Facebook and Instagram Link Previews Would Break EU Privacy Law, Say Security Researchers

[mazz0]

Off the top of my head, if I sent you a link to a private page on my website and your phone automatically loaded images from it to make the preview, I could probably get your IP address and other information from my server logs without you even tapping the link.

If you’re right though and it happens on device then I don‘t like that, but it’s not as bad as when email clients do it (I’m looking at you Mail), since email can be unsolicited and doesn’t come from trusted contacts.

 

[rafark]

Oh that’s nothing compared to the invisible mods and admins who can read your DMs and private stories.

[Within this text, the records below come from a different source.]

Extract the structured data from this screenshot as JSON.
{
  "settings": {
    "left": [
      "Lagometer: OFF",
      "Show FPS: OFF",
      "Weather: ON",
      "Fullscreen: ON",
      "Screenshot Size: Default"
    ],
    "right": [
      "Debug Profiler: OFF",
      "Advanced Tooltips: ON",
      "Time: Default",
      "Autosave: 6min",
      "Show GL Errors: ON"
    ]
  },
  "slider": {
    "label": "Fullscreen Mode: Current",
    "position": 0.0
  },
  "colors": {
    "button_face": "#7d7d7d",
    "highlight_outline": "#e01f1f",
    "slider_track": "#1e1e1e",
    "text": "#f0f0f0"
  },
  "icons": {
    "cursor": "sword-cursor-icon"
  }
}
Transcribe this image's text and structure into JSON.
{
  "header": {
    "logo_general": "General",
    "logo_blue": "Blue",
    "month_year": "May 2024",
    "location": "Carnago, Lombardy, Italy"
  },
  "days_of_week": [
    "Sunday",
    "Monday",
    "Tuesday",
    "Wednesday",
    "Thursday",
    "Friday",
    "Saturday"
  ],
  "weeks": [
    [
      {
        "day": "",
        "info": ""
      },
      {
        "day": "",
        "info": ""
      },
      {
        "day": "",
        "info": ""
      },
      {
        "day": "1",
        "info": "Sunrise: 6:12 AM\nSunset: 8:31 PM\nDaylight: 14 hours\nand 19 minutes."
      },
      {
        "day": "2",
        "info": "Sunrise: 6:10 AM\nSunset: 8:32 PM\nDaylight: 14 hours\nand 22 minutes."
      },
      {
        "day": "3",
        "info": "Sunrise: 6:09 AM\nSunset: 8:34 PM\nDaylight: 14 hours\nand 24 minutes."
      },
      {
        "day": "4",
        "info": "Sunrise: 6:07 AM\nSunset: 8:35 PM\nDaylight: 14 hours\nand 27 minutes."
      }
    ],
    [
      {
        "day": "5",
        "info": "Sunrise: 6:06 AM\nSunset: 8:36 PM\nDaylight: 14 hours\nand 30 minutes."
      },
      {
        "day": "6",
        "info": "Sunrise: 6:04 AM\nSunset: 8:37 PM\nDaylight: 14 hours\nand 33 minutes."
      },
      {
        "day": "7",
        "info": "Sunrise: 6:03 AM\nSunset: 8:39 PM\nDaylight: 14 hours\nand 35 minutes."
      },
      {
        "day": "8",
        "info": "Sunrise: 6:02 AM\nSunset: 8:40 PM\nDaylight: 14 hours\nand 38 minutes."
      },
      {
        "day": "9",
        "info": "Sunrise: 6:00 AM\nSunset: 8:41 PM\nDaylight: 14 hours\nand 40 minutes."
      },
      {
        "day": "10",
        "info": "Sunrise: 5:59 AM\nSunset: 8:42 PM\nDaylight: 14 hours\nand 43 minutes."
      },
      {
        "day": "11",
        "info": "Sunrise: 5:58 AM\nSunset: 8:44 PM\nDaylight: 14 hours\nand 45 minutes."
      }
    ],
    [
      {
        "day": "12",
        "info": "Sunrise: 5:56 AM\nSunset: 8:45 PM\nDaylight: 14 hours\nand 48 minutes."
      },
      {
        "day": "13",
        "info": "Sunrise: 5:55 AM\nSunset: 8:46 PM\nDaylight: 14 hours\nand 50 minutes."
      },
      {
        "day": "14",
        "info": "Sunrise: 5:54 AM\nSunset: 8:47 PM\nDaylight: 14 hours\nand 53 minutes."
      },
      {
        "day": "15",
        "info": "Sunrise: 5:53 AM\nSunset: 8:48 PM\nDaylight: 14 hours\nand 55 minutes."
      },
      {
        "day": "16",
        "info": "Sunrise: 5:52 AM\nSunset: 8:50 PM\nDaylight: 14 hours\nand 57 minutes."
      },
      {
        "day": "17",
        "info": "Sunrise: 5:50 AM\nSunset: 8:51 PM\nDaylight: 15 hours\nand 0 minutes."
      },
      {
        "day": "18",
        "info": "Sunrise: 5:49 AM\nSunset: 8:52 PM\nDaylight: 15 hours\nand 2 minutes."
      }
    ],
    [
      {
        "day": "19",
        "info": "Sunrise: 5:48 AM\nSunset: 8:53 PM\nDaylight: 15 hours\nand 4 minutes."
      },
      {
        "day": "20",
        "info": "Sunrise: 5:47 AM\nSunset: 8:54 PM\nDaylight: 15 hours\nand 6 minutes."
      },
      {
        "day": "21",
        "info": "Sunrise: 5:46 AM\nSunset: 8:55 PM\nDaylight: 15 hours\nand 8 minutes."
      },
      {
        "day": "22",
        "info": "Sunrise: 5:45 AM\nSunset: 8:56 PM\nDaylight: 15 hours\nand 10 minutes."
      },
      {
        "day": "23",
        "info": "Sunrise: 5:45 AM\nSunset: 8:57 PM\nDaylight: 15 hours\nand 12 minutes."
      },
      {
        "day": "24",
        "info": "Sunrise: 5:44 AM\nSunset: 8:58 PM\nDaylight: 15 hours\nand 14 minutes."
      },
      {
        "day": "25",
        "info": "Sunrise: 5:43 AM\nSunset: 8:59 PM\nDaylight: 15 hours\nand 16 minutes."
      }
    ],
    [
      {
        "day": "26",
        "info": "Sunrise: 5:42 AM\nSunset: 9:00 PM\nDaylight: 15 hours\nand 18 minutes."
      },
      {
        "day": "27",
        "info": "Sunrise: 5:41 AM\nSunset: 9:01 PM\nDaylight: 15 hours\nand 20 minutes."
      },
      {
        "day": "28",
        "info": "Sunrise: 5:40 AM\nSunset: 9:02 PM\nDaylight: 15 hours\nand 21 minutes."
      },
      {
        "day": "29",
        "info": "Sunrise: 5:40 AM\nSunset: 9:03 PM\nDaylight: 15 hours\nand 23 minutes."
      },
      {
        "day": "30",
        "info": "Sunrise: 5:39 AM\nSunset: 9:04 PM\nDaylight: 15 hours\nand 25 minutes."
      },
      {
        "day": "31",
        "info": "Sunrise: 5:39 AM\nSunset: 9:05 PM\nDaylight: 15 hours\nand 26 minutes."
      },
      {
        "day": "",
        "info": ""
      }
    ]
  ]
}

Mods, admins and engineers have access to your “private” content. That’s not necessarily a bad thing. Macrumors mods and admins also have access to every single one of your PMs. So do the staff of every single forum and website that you submit your data to. They need to have access to ALL the content if they want to enforce rules. How are you going to report a spammer, a harasser or someone doing ilegal things? Once you submit content to a website, the owners are partially responsible for it.

So the websites you visit regularly see your private content, store the content of other websites to use in link previews, etc. Why is only Facebook being accused and bashed? Because it’s the cool thing to do?

 

[zelmangina]

Hmm. It is a standard procedure for almost all websites, including macrumors, gmail, etc to sanitize links. Looking at these responses tells me that none of you worked in IT security.

There are many reasons to do this from IT security standpoint, such as malware, DDoS and others. This is actually allowed under ePrivacy rules, as long as they don't use it for ads.

Signal, WhatsApp are different because they are fully E2EE and their servers can't see the data. They may do caching on the device but that's about it. However, with E2EE you lose the safety net. It is a tradeoff between privacy vs security.

 

[Frank Philips]

What is more curious, is that day by day we have story after story of the FB group misusing data, mining data, selling personal data, building profiles of individual for nefarious means, manipulating the political sphere etc etc...

And YET people still use the services every single day.

You mean... the way MacRumors still allow to register using a Facebook account? Or own a FB page? Or offer the possibility to share content on FB?
Don't get me wrong, I agree with you. But we should also keep in mind that this very site is linked to Facebook too.
If we're all so upset with FB, shouldn't we also boycott all websites that use/link to FB?